Grimaldi and Engel present a partial fly specimen in mid-Cretaceous amber (about 100 million years old) from Burma and state that it is the oldest mosquito. However, this specimen has a short proboscis and lacks scales on the wing veins, which by today's definition would exclude it from any known group of mosquitoes. And it is curious that Grimaldi and Engel not only neglect to cite Grimaldi's 2004 publication officially describing this fossil (with Art Borkent as first author) in Annals of the Entomological Society of America but also ignore the article inActa Geologica Hispanica that I wrote in 2000 with Tom J. Zavortink, Ted Pike and Paul A. Johnston about the only uncontested Cretaceous mosquito. The latter oversight is surprising, because Grimaldi and Engel mention the fossil—Paleoculicis minutus—in their book. In History of Insects, Zherikhin refers to Paleoculicis minutus as "the oldest fossil mosquito."

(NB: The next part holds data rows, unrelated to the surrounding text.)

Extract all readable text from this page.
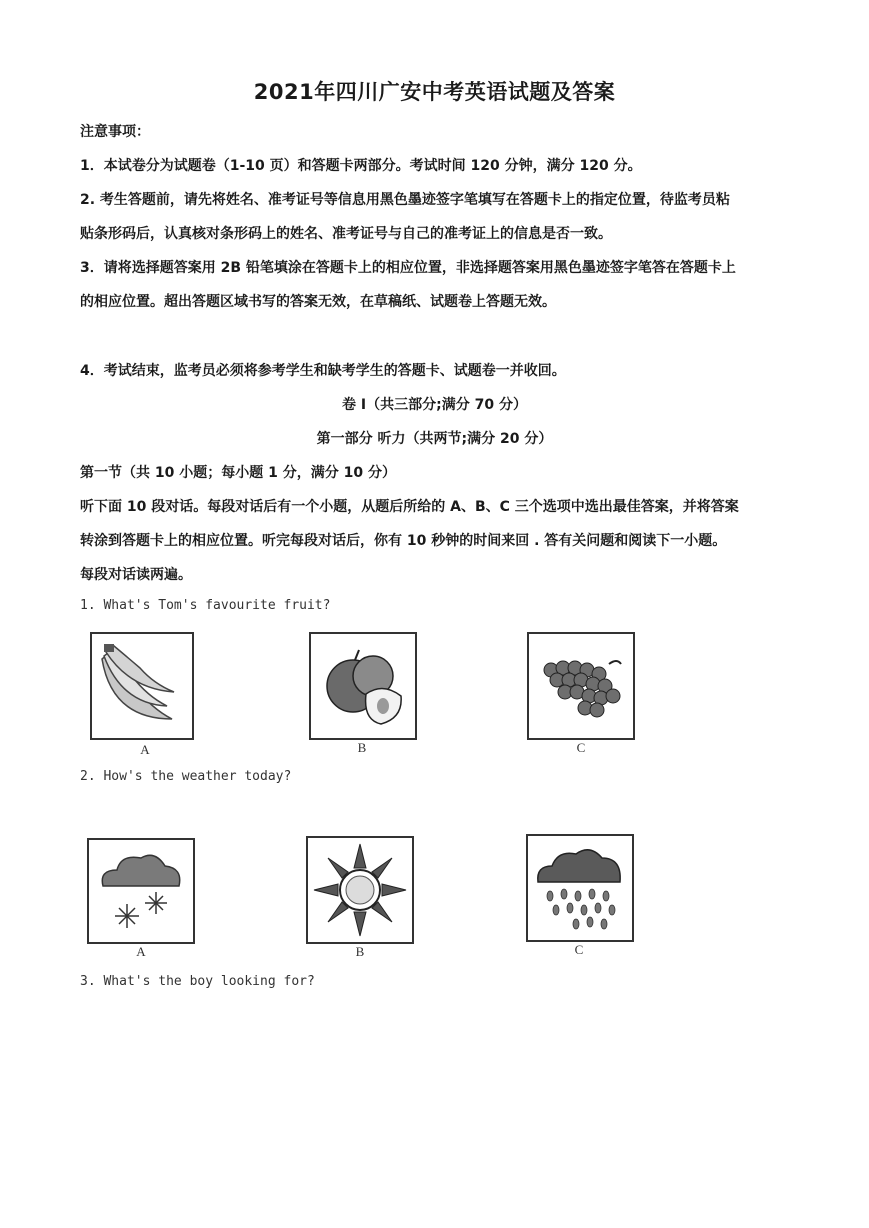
2021年四川广安中考英语试题及答案
注意事项：
1．本试卷分为试题卷（1-10 页）和答题卡两部分。考试时间 120 分钟，满分 120 分。
2. 考生答题前，请先将姓名、准考证号等信息用黑色墨迹签字笔填写在答题卡上的指定位置，待监考员粘
贴条形码后，认真核对条形码上的姓名、准考证号与自己的准考证上的信息是否一致。
3．请将选择题答案用 2B 铅笔填涂在答题卡上的相应位置，非选择题答案用黑色墨迹签字笔答在答题卡上
的相应位置。超出答题区域书写的答案无效，在草稿纸、试题卷上答题无效。
4．考试结束，监考员必须将参考学生和缺考学生的答题卡、试题卷一并收回。
卷 I（共三部分;满分 70 分）
第一部分 听力（共两节;满分 20 分）
第一节（共 10 小题；每小题 1 分，满分 10 分）
听下面 10 段对话。每段对话后有一个小题，从题后所给的 A、B、C 三个选项中选出最佳答案，并将答案
转涂到答题卡上的相应位置。听完每段对话后，你有 10 秒钟的时间来回 . 答有关问题和阅读下一小题。
每段对话读两遍。
1. What's Tom's favourite fruit?
A	B	C
2. How's the weather today?
A	B	C
3. What's the boy looking for?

The failure of Grimaldi and Engel to discuss the controversy surrounding the age, interpretation and identification of fossils that were initially announced with much fanfare and bravado is certainly not a service to the reader.

Like most books covering subjects in fields of active research, Evolution of the Insects was already out of date when it was published. However, its relatively low price, thanks to the aforementioned generous donation, certainly makes it more affordable than History of Insects, whose cost unfortunately limits its accessibility. In the future, we can expect to read other accounts, with different interpretations, of the mysteries of the insects' journey through time. But one thing we can be certain about: Insects have spent a tremendously long period on the planet, and chances are excellent that they will still be around to witness our disappearance.